Alan Ayckbourn’s latest comedy “Absurd Person Singular" at the Criterion is very well designed for popular laughter, technically and verbally, yet has a chilling element which produces a feeling of sadness. His characters, or caricatures, are three married couples who spend three successive Christmas Eves together, party fashion. The action takes place in three different kitchens (it is one of the comedy generators that the gatherings never get going properly in the living room because disaster is always striking in the kitchen).

Jane, house proud to an obsessive degree, her mania for polishing being a highlight, and Sidney, lower middle-class but eager to get into executive ranges; Ronald, somewhat reserved, a bit of a gentleman, and Marion, liking the bottle very much indeed, and a smart woman, and Eva, bent on suicide, and Geoffrey, hearty and light weight; these are the couples whose lives intermingle through their socialising.
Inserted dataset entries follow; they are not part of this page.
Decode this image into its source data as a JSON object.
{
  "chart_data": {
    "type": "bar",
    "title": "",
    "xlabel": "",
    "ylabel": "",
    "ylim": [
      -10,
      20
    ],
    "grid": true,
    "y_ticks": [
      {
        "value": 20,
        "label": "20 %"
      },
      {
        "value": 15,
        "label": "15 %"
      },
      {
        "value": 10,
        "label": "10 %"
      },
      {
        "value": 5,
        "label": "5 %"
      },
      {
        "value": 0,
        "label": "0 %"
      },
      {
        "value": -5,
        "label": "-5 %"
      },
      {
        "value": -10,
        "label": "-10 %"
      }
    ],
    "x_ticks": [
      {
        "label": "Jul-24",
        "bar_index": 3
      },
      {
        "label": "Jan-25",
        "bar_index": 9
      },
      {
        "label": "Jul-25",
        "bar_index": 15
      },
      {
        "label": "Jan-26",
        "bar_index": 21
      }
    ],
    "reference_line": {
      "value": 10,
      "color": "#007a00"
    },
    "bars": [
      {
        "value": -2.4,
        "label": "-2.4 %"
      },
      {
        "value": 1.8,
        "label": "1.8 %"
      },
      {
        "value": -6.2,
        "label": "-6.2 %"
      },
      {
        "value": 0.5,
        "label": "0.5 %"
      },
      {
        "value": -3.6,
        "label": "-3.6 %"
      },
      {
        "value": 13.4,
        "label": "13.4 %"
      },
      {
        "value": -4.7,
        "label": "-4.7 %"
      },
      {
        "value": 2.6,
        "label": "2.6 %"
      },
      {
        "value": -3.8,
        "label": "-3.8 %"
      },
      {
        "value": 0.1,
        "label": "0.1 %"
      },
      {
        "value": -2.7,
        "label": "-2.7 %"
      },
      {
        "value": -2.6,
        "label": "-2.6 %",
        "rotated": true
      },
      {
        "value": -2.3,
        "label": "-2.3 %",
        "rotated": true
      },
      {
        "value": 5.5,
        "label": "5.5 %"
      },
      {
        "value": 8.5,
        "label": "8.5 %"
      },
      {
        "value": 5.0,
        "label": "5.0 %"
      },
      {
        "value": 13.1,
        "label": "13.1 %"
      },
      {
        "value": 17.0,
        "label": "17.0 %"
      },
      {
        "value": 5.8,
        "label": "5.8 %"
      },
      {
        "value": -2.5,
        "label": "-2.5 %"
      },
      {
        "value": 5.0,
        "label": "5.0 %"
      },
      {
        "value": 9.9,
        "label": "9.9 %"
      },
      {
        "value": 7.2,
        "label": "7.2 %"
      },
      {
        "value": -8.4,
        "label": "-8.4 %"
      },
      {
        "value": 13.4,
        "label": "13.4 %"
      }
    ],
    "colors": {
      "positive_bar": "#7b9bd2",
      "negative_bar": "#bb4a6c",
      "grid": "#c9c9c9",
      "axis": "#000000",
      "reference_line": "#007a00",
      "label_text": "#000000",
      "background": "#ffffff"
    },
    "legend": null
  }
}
Sidney is a bit of a worm, a toady: Marion is a snob; the others strike one as being more or less humdrum, though full of quirks and sparks that soon die out. At the parties nothing goes right, but hosts and guests behave as if all is well. In the second act, when Eva is trying every method she can think of to do herself in, the others carry on regardless, which results in some of the best comedy of the evening.
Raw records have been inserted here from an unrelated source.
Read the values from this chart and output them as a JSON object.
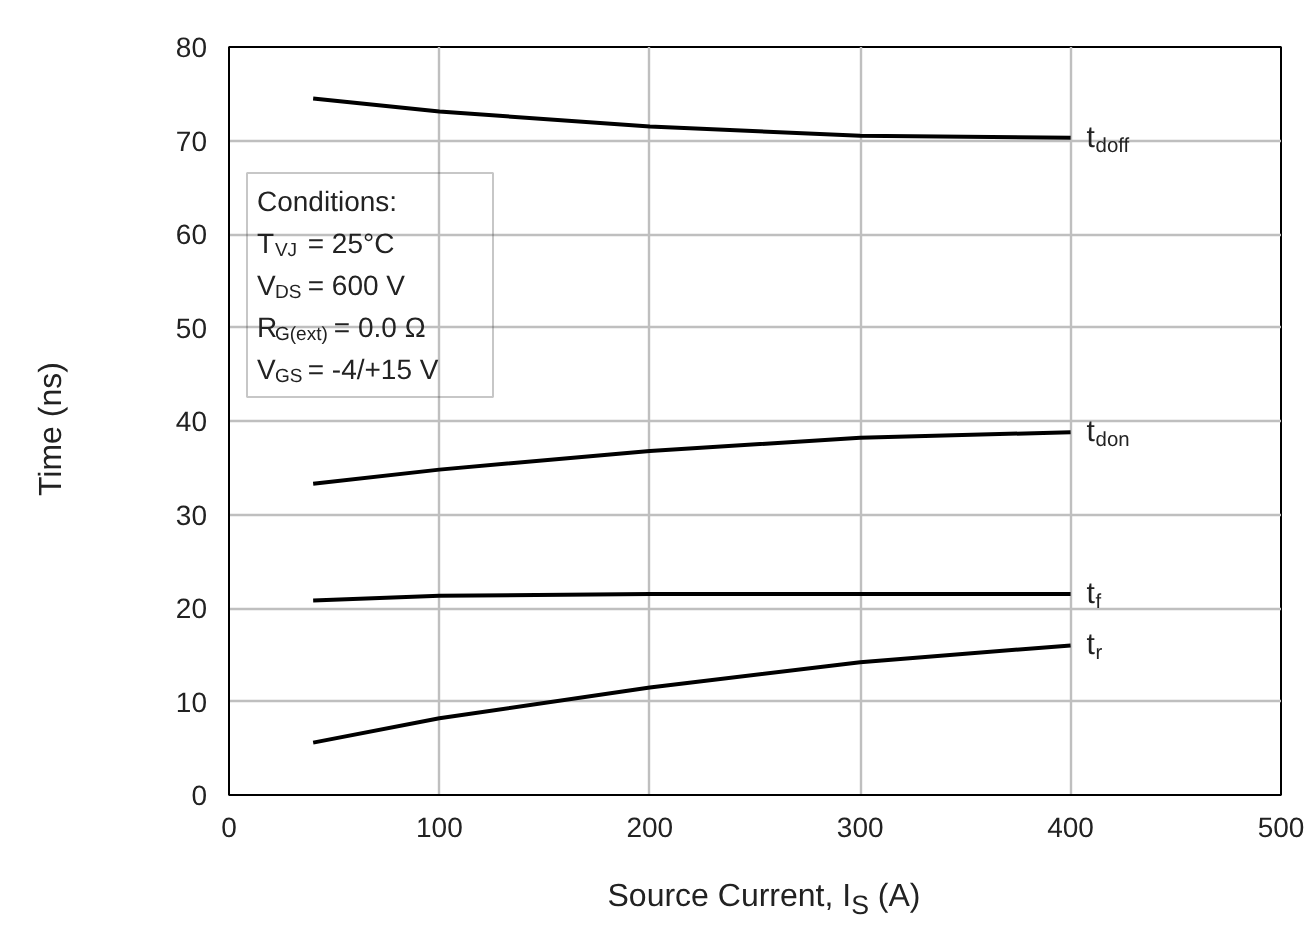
{
  "chart_data": {
    "type": "line",
    "xlabel": "Source Current, I$_{S}$ (A)",
    "ylabel": "Time (ns)",
    "x": [
      40,
      100,
      200,
      300,
      400
    ],
    "series": [
      {
        "name": "t$_{doff}$",
        "color": "#000000",
        "values": [
          74.5,
          73.1,
          71.5,
          70.5,
          70.3
        ]
      },
      {
        "name": "t$_{don}$",
        "color": "#000000",
        "values": [
          33.3,
          34.8,
          36.8,
          38.2,
          38.8
        ]
      },
      {
        "name": "t$_{f}$",
        "color": "#000000",
        "values": [
          20.8,
          21.3,
          21.5,
          21.5,
          21.5
        ]
      },
      {
        "name": "t$_{r}$",
        "color": "#000000",
        "values": [
          5.6,
          8.2,
          11.5,
          14.2,
          16.0
        ]
      }
    ],
    "xlim": [
      0,
      500
    ],
    "xticks": [
      0,
      100,
      200,
      300,
      400,
      500
    ],
    "ylim": [
      0,
      80
    ],
    "yticks": [
      0,
      10,
      20,
      30,
      40,
      50,
      60,
      70,
      80
    ],
    "grid": true,
    "marker": "none",
    "line_style": "solid",
    "annotations": [
      "Conditions:",
      "T$_{VJ}$ = 25°C",
      "V$_{DS}$ = 600 V",
      "R$_{G(ext)}$ = 0.0 Ω",
      "V$_{GS}$ = -4/+15 V"
    ]
  }
}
Mr Ayckbourn’s neat, well-turned caricatures never develop. Except superficially, we know little about them. The why and the wherefore behind what each has become remain obscure. In comedy-farce one does not expect deep probing, but Mr Ayckbourn does  have a care beyond immediate effect. One senses this, sometimes sees it, which brings about the chill I have already mentioned. Puppets for fun, yes; yet Mr Ayckbourn is also writing about people. The puppets triumph, which means that there is a sense of half-humanness in the play. Amusing, maybe. Not one of the people in “ Absurd Person Singular" is at all likeable. Eve may be an exception: but we never hear from her apart from her pale-faced doomed-  to-be-abortive attempts on her life. One laughs at the jokes, the antics, hardly at or with the people, for they are not really funny. They appear as vapid, vain, selfish and pitiable.
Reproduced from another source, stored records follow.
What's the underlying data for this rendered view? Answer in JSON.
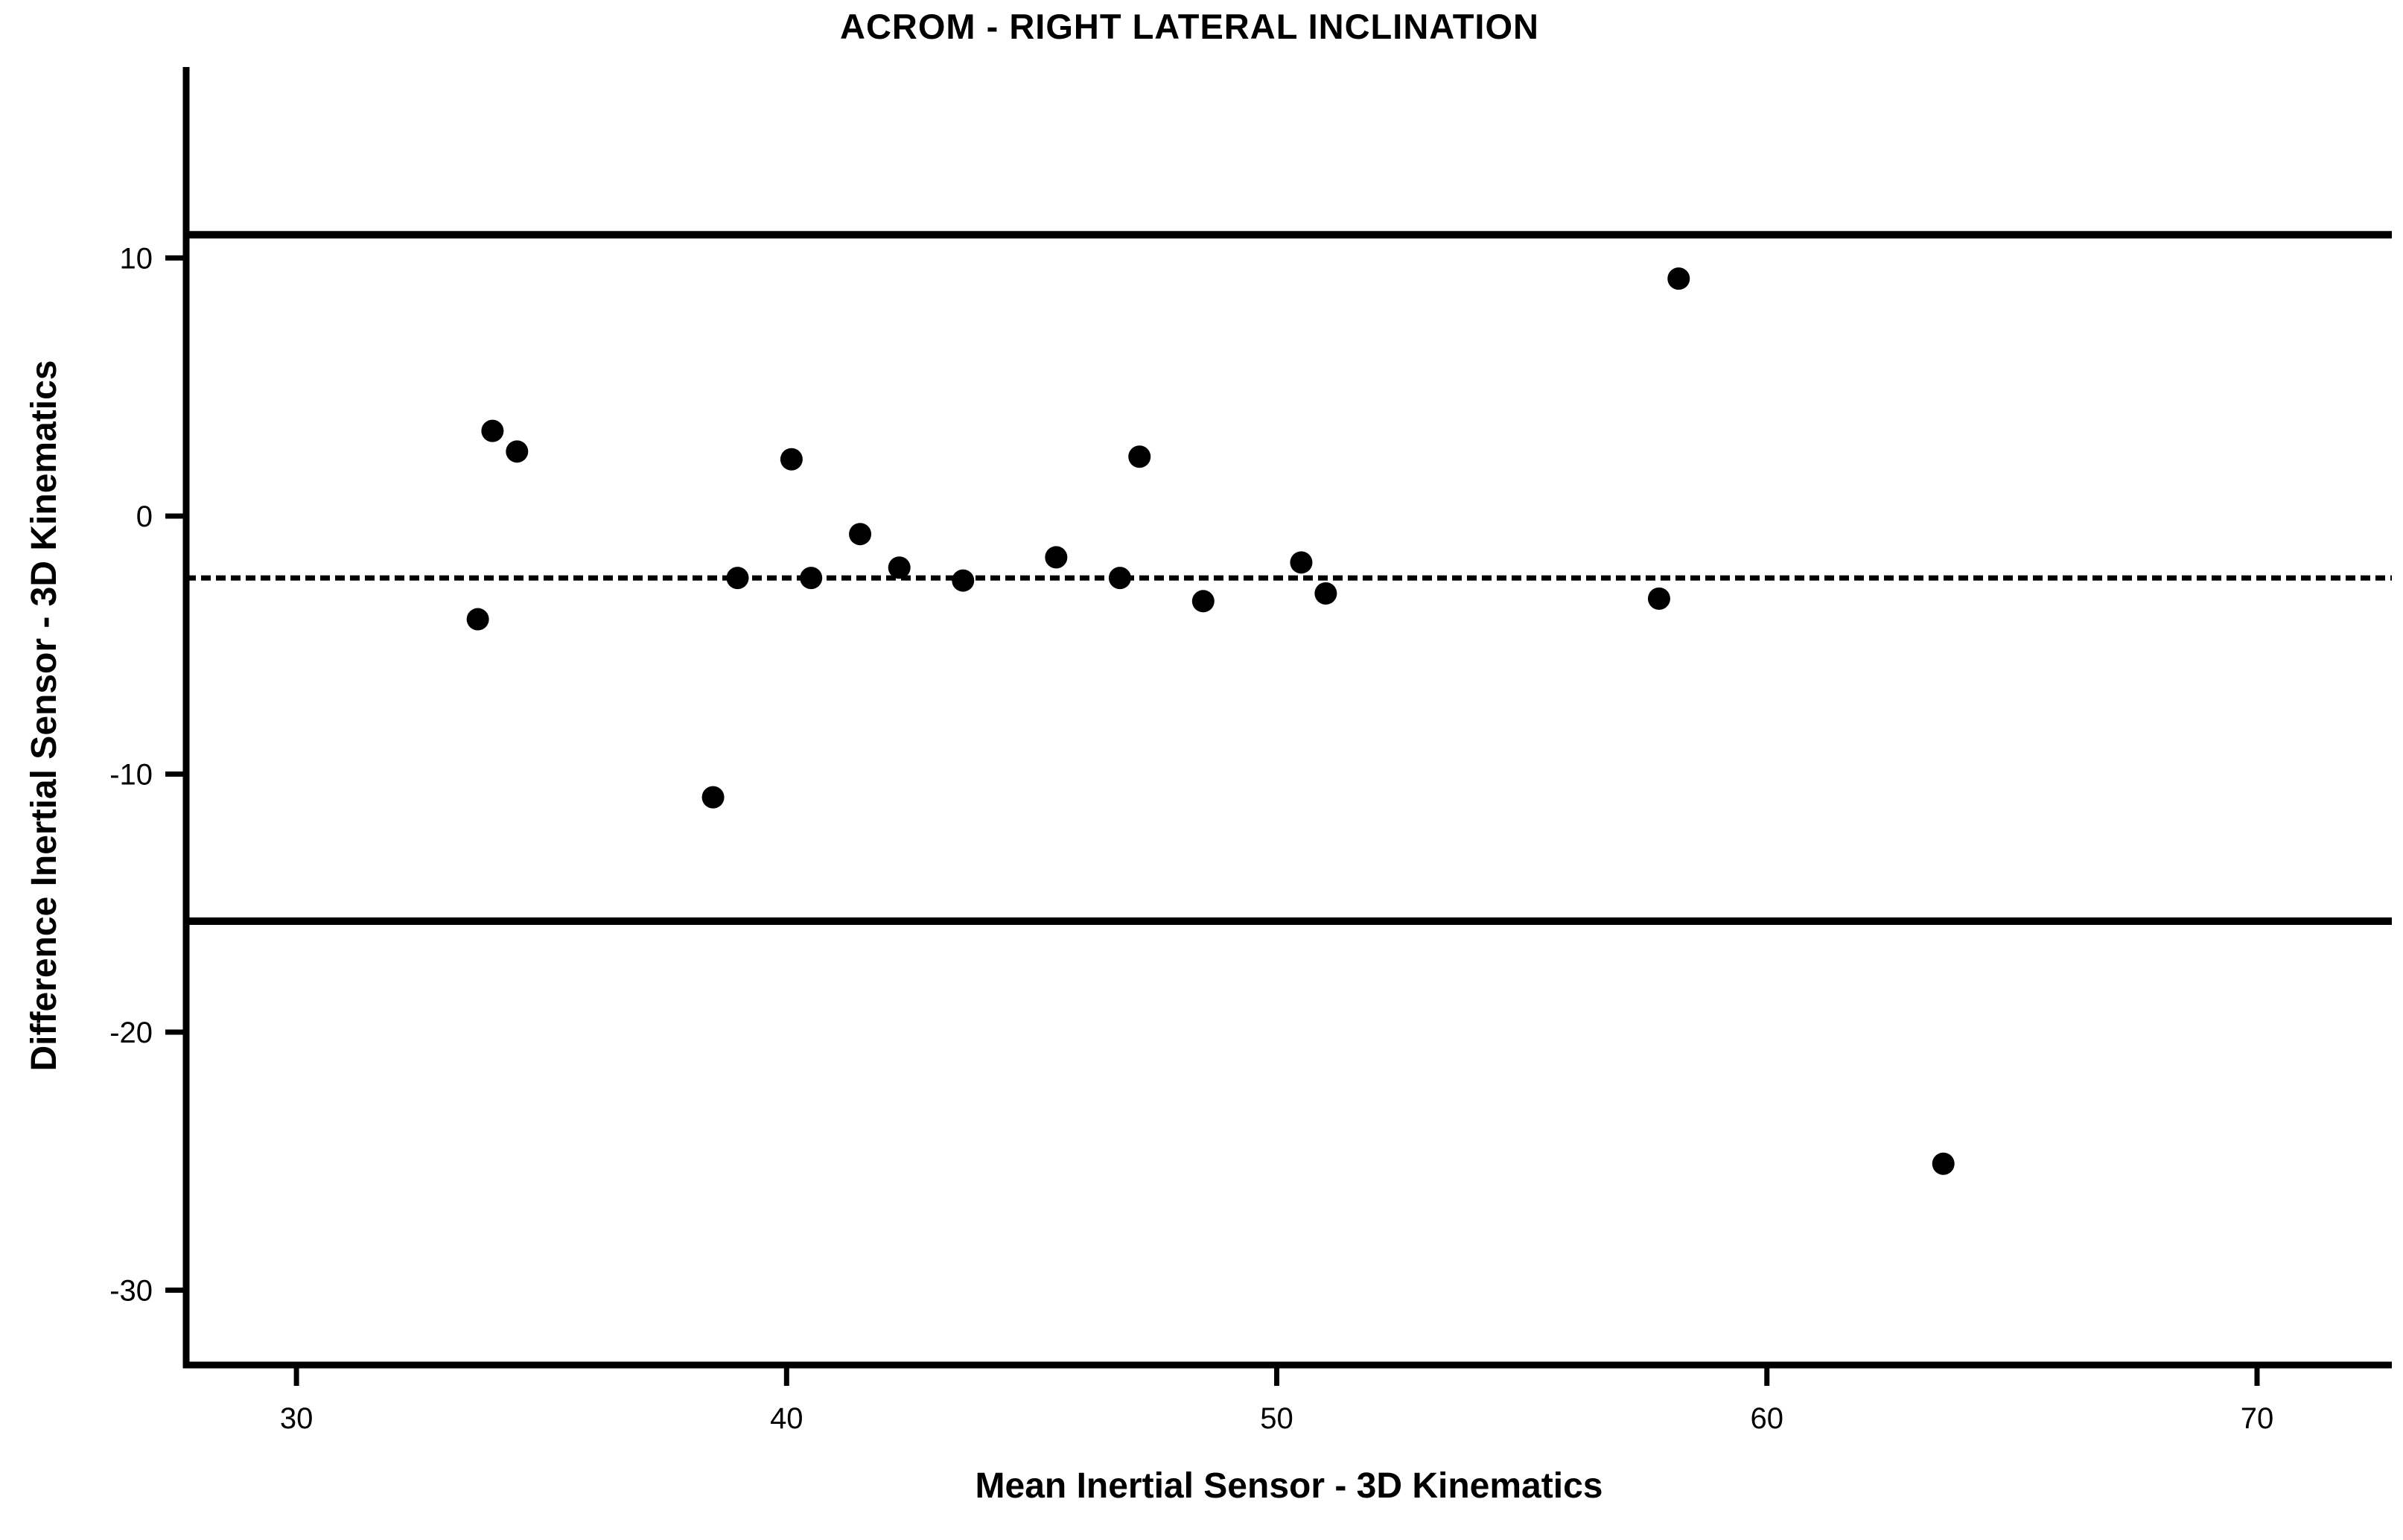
{
  "chart_data": {
    "type": "scatter",
    "title": "ACROM - RIGHT LATERAL INCLINATION",
    "xlabel": "Mean Inertial Sensor - 3D Kinematics",
    "ylabel": "Difference Inertial Sensor - 3D Kinematics",
    "xlim": [
      27.75,
      72.75
    ],
    "ylim": [
      -32.9,
      17.4
    ],
    "grid": false,
    "legend": false,
    "x_ticks": [
      {
        "value": 30,
        "label": "30"
      },
      {
        "value": 40,
        "label": "40"
      },
      {
        "value": 50,
        "label": "50"
      },
      {
        "value": 60,
        "label": "60"
      },
      {
        "value": 70,
        "label": "70"
      }
    ],
    "y_ticks": [
      {
        "value": 10,
        "label": "10"
      },
      {
        "value": 0,
        "label": "0"
      },
      {
        "value": -10,
        "label": "-10"
      },
      {
        "value": -20,
        "label": "-20"
      },
      {
        "value": -30,
        "label": "-30"
      }
    ],
    "points": [
      [
        33.7,
        -4.0
      ],
      [
        34.0,
        3.3
      ],
      [
        34.5,
        2.5
      ],
      [
        38.5,
        -10.9
      ],
      [
        39.0,
        -2.4
      ],
      [
        40.1,
        2.2
      ],
      [
        40.5,
        -2.4
      ],
      [
        41.5,
        -0.7
      ],
      [
        42.3,
        -2.0
      ],
      [
        43.6,
        -2.5
      ],
      [
        45.5,
        -1.6
      ],
      [
        46.8,
        -2.4
      ],
      [
        47.2,
        2.3
      ],
      [
        48.5,
        -3.3
      ],
      [
        50.5,
        -1.8
      ],
      [
        51.0,
        -3.0
      ],
      [
        57.8,
        -3.2
      ],
      [
        58.2,
        9.2
      ],
      [
        63.6,
        -25.1
      ]
    ],
    "reference_lines": [
      {
        "name": "upper-limit-of-agreement",
        "value": 10.9,
        "style": "solid"
      },
      {
        "name": "mean-difference",
        "value": -2.4,
        "style": "dashed"
      },
      {
        "name": "lower-limit-of-agreement",
        "value": -15.7,
        "style": "solid"
      }
    ],
    "colors": {
      "foreground": "#000000",
      "background": "#ffffff",
      "point": "#000000"
    }
  }
}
Mr Ayckbourn writes as well as ever, in the sense that his writing flows and he seems always able to say what he wants to say. I feel, as I did with “Time and Time Again" that he is moving towards something better than his best so far “Relatively Speaking" and “How the Other Half Loves". He is not yet there. When he arrives, I think we shall have a blazing human comedy.
 
“Absurd Person Singular" is superbly directed by Eric Thompson, and there are several performances which should not be missed. Within the limitations of caricature-puppet. Sheila Hancock is magnificent as Marion. Richard Briers' farcical way has so much developed that he gives a thoroughly polished portrayal as Sidney. Bridget Turner follows he brilliant performance in “Time and Time Again” with another brilliant study. And Michael  Aldridge, Anna Calder-Marshal and David Burke are very nicely in the picture.